The words of C.P. Crane, a Tipperary Resident Magistrate, in 1923, would have found an echo in the hearts of many of Waterford’s loyalist community. By 1926 their population had declined by 40% compared to 1911 and those who survived now lived in a different environment. In 1912 the small but influential loyalist community in Waterford had been vocal in their opposition to Home Rule. Led by Sir William Goff-Davis Goff and Dr Henry Stuart O’Hara, Church of Ireland bishop of the united dioceses of Waterford, Lismore, Cashel and Emly, they had publicly protested against the Home Rule Bill. On October 2 that year Dr O’Hara had led a prayer service in Christchurch which concluded with a signing of the Ulster Covenant by some of his flock – possibly a unique event in Munster. By 1914 they were very much aware that Home Rule for at least three provinces was inevitable and that in the event of a civil war they were extremely vulnerable.
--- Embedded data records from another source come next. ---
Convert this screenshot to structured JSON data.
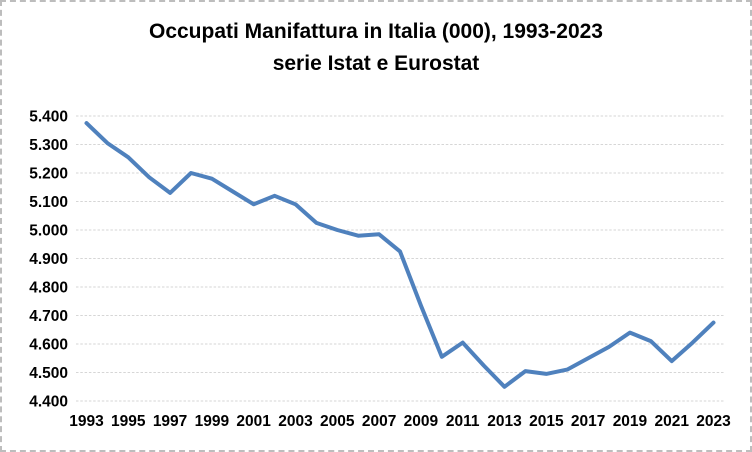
{
  "title": {
    "line1": "Occupati Manifattura in Italia (000), 1993-2023",
    "line2": "serie Istat e Eurostat"
  },
  "chart_data": {
    "type": "line",
    "title": "Occupati Manifattura in Italia (000), 1993-2023 serie Istat e Eurostat",
    "x": [
      1993,
      1994,
      1995,
      1996,
      1997,
      1998,
      1999,
      2000,
      2001,
      2002,
      2003,
      2004,
      2005,
      2006,
      2007,
      2008,
      2009,
      2010,
      2011,
      2012,
      2013,
      2014,
      2015,
      2016,
      2017,
      2018,
      2019,
      2020,
      2021,
      2022,
      2023
    ],
    "series": [
      {
        "name": "Occupati manifattura (000)",
        "values": [
          5375,
          5305,
          5255,
          5185,
          5130,
          5200,
          5180,
          5135,
          5090,
          5120,
          5090,
          5025,
          5000,
          4980,
          4985,
          4925,
          4735,
          4555,
          4605,
          4525,
          4450,
          4505,
          4495,
          4510,
          4550,
          4590,
          4640,
          4610,
          4540,
          4605,
          4675
        ]
      }
    ],
    "xlabel": "",
    "ylabel": "",
    "ylim": [
      4400,
      5400
    ],
    "ytick_step": 100,
    "ytick_labels": [
      "4.400",
      "4.500",
      "4.600",
      "4.700",
      "4.800",
      "4.900",
      "5.000",
      "5.100",
      "5.200",
      "5.300",
      "5.400"
    ],
    "xtick_labels": [
      "1993",
      "1995",
      "1997",
      "1999",
      "2001",
      "2003",
      "2005",
      "2007",
      "2009",
      "2011",
      "2013",
      "2015",
      "2017",
      "2019",
      "2021",
      "2023"
    ],
    "grid": true,
    "legend_position": "none",
    "colors": {
      "line": "#4F81BD",
      "grid": "#d6d6d6",
      "text": "#000000",
      "background": "#ffffff"
    }
  }
}
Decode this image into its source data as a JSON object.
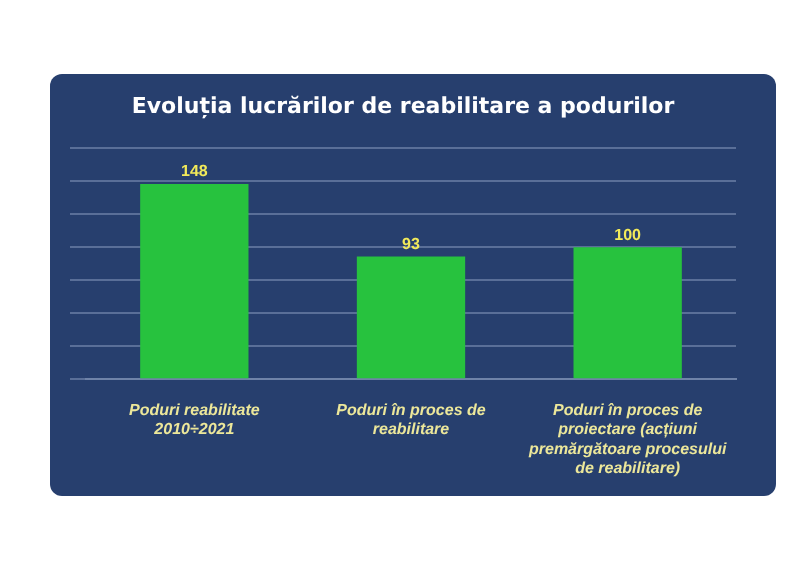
{
  "chart_data": {
    "type": "bar",
    "title": "Evoluția lucrărilor de reabilitare a podurilor",
    "categories": [
      "Poduri reabilitate 2010÷2021",
      "Poduri în proces de reabilitare",
      "Poduri în proces de proiectare (acțiuni premărgătoare procesului de reabilitare)"
    ],
    "values": [
      148,
      93,
      100
    ],
    "color": "#27c23e",
    "ylim": [
      0,
      175
    ],
    "yticks": [
      0,
      25,
      50,
      75,
      100,
      125,
      150,
      175
    ],
    "grid": "y",
    "tick_labels": "x",
    "data_labels": true
  }
}
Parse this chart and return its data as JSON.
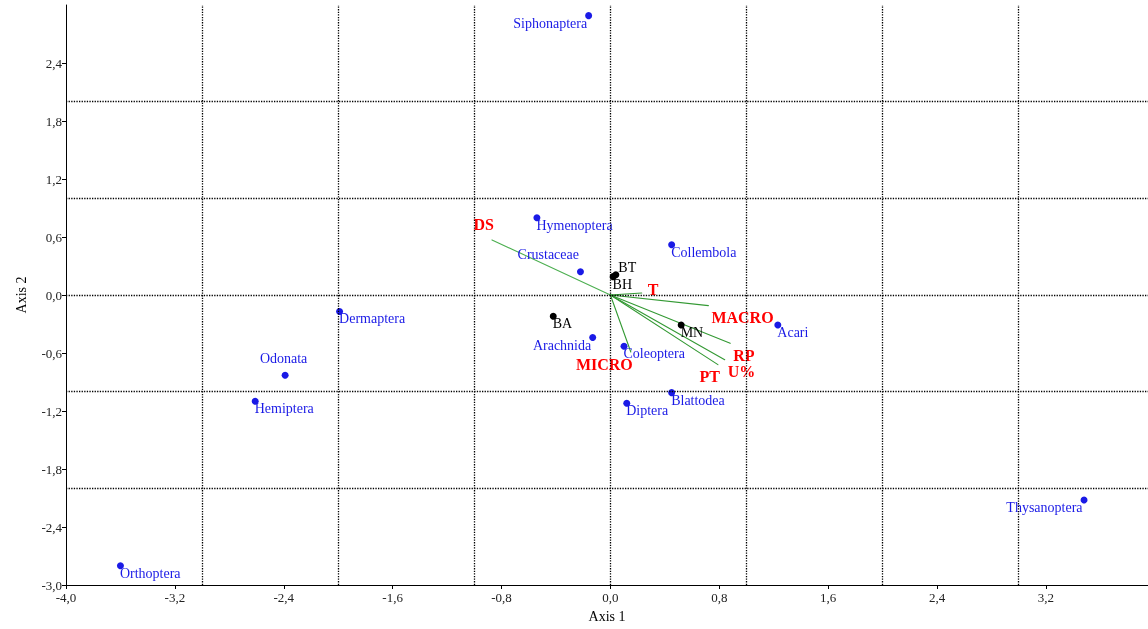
{
  "chart_data": {
    "type": "scatter",
    "xlabel": "Axis 1",
    "ylabel": "Axis 2",
    "marker": "circle",
    "line_style": "solid",
    "grid": false,
    "xlim": [
      -4,
      3.95
    ],
    "ylim": [
      -3,
      3
    ],
    "xticks": [
      {
        "value": -4,
        "label": "-4,0"
      },
      {
        "value": -3.2,
        "label": "-3,2"
      },
      {
        "value": -2.4,
        "label": "-2,4"
      },
      {
        "value": -1.6,
        "label": "-1,6"
      },
      {
        "value": -0.8,
        "label": "-0,8"
      },
      {
        "value": 0,
        "label": "0,0"
      },
      {
        "value": 0.8,
        "label": "0,8"
      },
      {
        "value": 1.6,
        "label": "1,6"
      },
      {
        "value": 2.4,
        "label": "2,4"
      },
      {
        "value": 3.2,
        "label": "3,2"
      }
    ],
    "yticks": [
      {
        "value": -3,
        "label": "-3,0"
      },
      {
        "value": -2.4,
        "label": "-2,4"
      },
      {
        "value": -1.8,
        "label": "-1,8"
      },
      {
        "value": -1.2,
        "label": "-1,2"
      },
      {
        "value": -0.6,
        "label": "-0,6"
      },
      {
        "value": 0,
        "label": "0,0"
      },
      {
        "value": 0.6,
        "label": "0,6"
      },
      {
        "value": 1.2,
        "label": "1,2"
      },
      {
        "value": 1.8,
        "label": "1,8"
      },
      {
        "value": 2.4,
        "label": "2,4"
      }
    ],
    "ref_lines": [
      {
        "axis": "x",
        "value": -3,
        "color": "#000000",
        "line_style": "dotted"
      },
      {
        "axis": "x",
        "value": -2,
        "color": "#000000",
        "line_style": "dotted"
      },
      {
        "axis": "x",
        "value": -1,
        "color": "#000000",
        "line_style": "dotted"
      },
      {
        "axis": "x",
        "value": 0,
        "color": "#000000",
        "line_style": "dotted"
      },
      {
        "axis": "x",
        "value": 1,
        "color": "#000000",
        "line_style": "dotted"
      },
      {
        "axis": "x",
        "value": 2,
        "color": "#000000",
        "line_style": "dotted"
      },
      {
        "axis": "x",
        "value": 3,
        "color": "#000000",
        "line_style": "dotted"
      },
      {
        "axis": "y",
        "value": -2,
        "color": "#000000",
        "line_style": "dotted"
      },
      {
        "axis": "y",
        "value": -1,
        "color": "#000000",
        "line_style": "dotted"
      },
      {
        "axis": "y",
        "value": 0,
        "color": "#000000",
        "line_style": "dotted"
      },
      {
        "axis": "y",
        "value": 1,
        "color": "#000000",
        "line_style": "dotted"
      },
      {
        "axis": "y",
        "value": 2,
        "color": "#000000",
        "line_style": "dotted"
      }
    ],
    "series": [
      {
        "name": "Siphonaptera",
        "color": "#1a1ae6",
        "x": [
          -0.16
        ],
        "values": [
          2.89
        ]
      },
      {
        "name": "Hymenoptera",
        "color": "#1a1ae6",
        "x": [
          -0.54
        ],
        "values": [
          0.8
        ]
      },
      {
        "name": "Crustaceae",
        "color": "#1a1ae6",
        "x": [
          -0.22
        ],
        "values": [
          0.24
        ]
      },
      {
        "name": "Collembola",
        "color": "#1a1ae6",
        "x": [
          0.45
        ],
        "values": [
          0.52
        ]
      },
      {
        "name": "Dermaptera",
        "color": "#1a1ae6",
        "x": [
          -1.99
        ],
        "values": [
          -0.17
        ]
      },
      {
        "name": "Odonata",
        "color": "#1a1ae6",
        "x": [
          -2.39
        ],
        "values": [
          -0.83
        ]
      },
      {
        "name": "Hemiptera",
        "color": "#1a1ae6",
        "x": [
          -2.61
        ],
        "values": [
          -1.1
        ]
      },
      {
        "name": "Orthoptera",
        "color": "#1a1ae6",
        "x": [
          -3.6
        ],
        "values": [
          -2.8
        ]
      },
      {
        "name": "Arachnida",
        "color": "#1a1ae6",
        "x": [
          -0.13
        ],
        "values": [
          -0.44
        ]
      },
      {
        "name": "Coleoptera",
        "color": "#1a1ae6",
        "x": [
          0.1
        ],
        "values": [
          -0.53
        ]
      },
      {
        "name": "Diptera",
        "color": "#1a1ae6",
        "x": [
          0.12
        ],
        "values": [
          -1.12
        ]
      },
      {
        "name": "Blattodea",
        "color": "#1a1ae6",
        "x": [
          0.45
        ],
        "values": [
          -1.01
        ]
      },
      {
        "name": "Acari",
        "color": "#1a1ae6",
        "x": [
          1.23
        ],
        "values": [
          -0.31
        ]
      },
      {
        "name": "Thysanoptera",
        "color": "#1a1ae6",
        "x": [
          3.48
        ],
        "values": [
          -2.12
        ]
      },
      {
        "name": "BT",
        "color": "#000000",
        "x": [
          0.04
        ],
        "values": [
          0.21
        ]
      },
      {
        "name": "BH",
        "color": "#000000",
        "x": [
          0.02
        ],
        "values": [
          0.19
        ]
      },
      {
        "name": "BA",
        "color": "#000000",
        "x": [
          -0.42
        ],
        "values": [
          -0.22
        ]
      },
      {
        "name": "MN",
        "color": "#000000",
        "x": [
          0.52
        ],
        "values": [
          -0.31
        ]
      },
      {
        "name": "DS",
        "type": "line",
        "marker": "none",
        "color": "#4caf50",
        "x": [
          0,
          -0.87
        ],
        "values": [
          0,
          0.57
        ]
      },
      {
        "name": "T",
        "type": "line",
        "marker": "none",
        "color": "#339933",
        "x": [
          0,
          0.23
        ],
        "values": [
          0,
          0.02
        ]
      },
      {
        "name": "MACRO",
        "type": "line",
        "marker": "none",
        "color": "#339933",
        "x": [
          0,
          0.72
        ],
        "values": [
          0,
          -0.11
        ]
      },
      {
        "name": "RP",
        "type": "line",
        "marker": "none",
        "color": "#339933",
        "x": [
          0,
          0.88
        ],
        "values": [
          0,
          -0.5
        ]
      },
      {
        "name": "U%",
        "type": "line",
        "marker": "none",
        "color": "#339933",
        "x": [
          0,
          0.84
        ],
        "values": [
          0,
          -0.67
        ]
      },
      {
        "name": "PT",
        "type": "line",
        "marker": "none",
        "color": "#339933",
        "x": [
          0,
          0.79
        ],
        "values": [
          0,
          -0.72
        ]
      },
      {
        "name": "MICRO",
        "type": "line",
        "marker": "none",
        "color": "#339933",
        "x": [
          0,
          0.15
        ],
        "values": [
          0,
          -0.59
        ]
      }
    ]
  }
}
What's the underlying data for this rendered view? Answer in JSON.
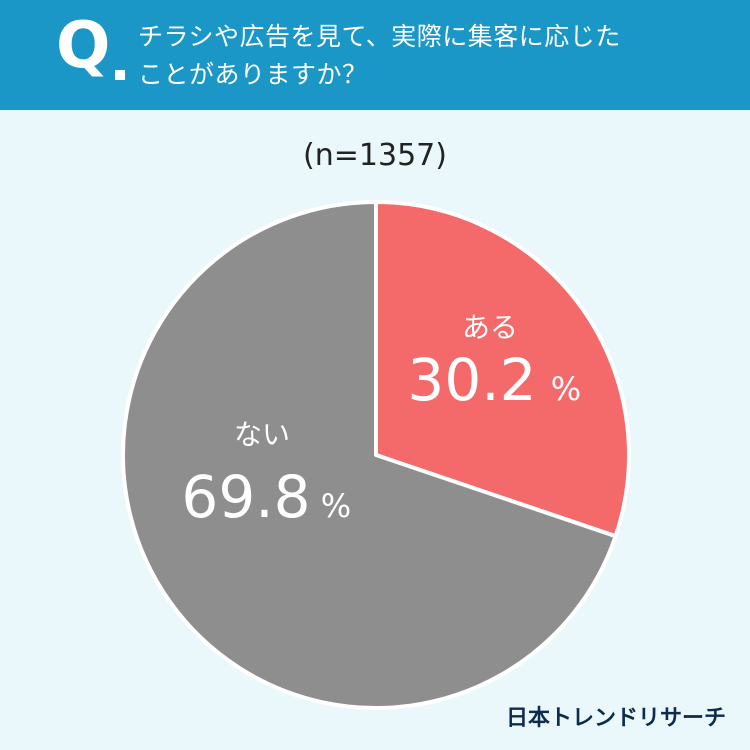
{
  "header": {
    "q_mark": "Q",
    "question_lines": [
      "チラシや広告を見て、実際に集客に応じた",
      "ことがありますか？"
    ]
  },
  "sample_size": "(n=1357)",
  "brand": "日本トレンドリサーチ",
  "colors": {
    "header": "#1a97c6",
    "background": "#eaf8fb",
    "aru": "#f4696a",
    "nai": "#8e8e8f"
  },
  "chart_data": {
    "type": "pie",
    "slices": [
      {
        "label": "ある",
        "value": 30.2,
        "display": "30.2",
        "unit": "%",
        "color": "#f4696a"
      },
      {
        "label": "ない",
        "value": 69.8,
        "display": "69.8",
        "unit": "%",
        "color": "#8e8e8f"
      }
    ],
    "start": "12 o'clock",
    "direction": "clockwise"
  }
}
Those who attended an anti-Home Rule event had their names noted by a local newspaper which led to sharp exchanges in the House of Commons between the Conservative leader, Andrew Bonar-Law and John Redmond, leader of the Irish Parliamentary Party and MP for Waterford. The outbreak of WW1 changed that, at least temporarily, and they responded enthusiastically to the call to arms. They paid a high price for their loyalty to King and Empire. After the war, they again found themselves vulnerable, especially between the Truce (July 1921) and the end of the Civil War (May 1923), a period in which they were subject to opportunistic violence, a republican campaign of ‘Big House’ burnings and social disorder. In this lecture distinguished historian Pat McCarthy will look at the experiences of Waterford’s loyalist community during the revolutionary decade.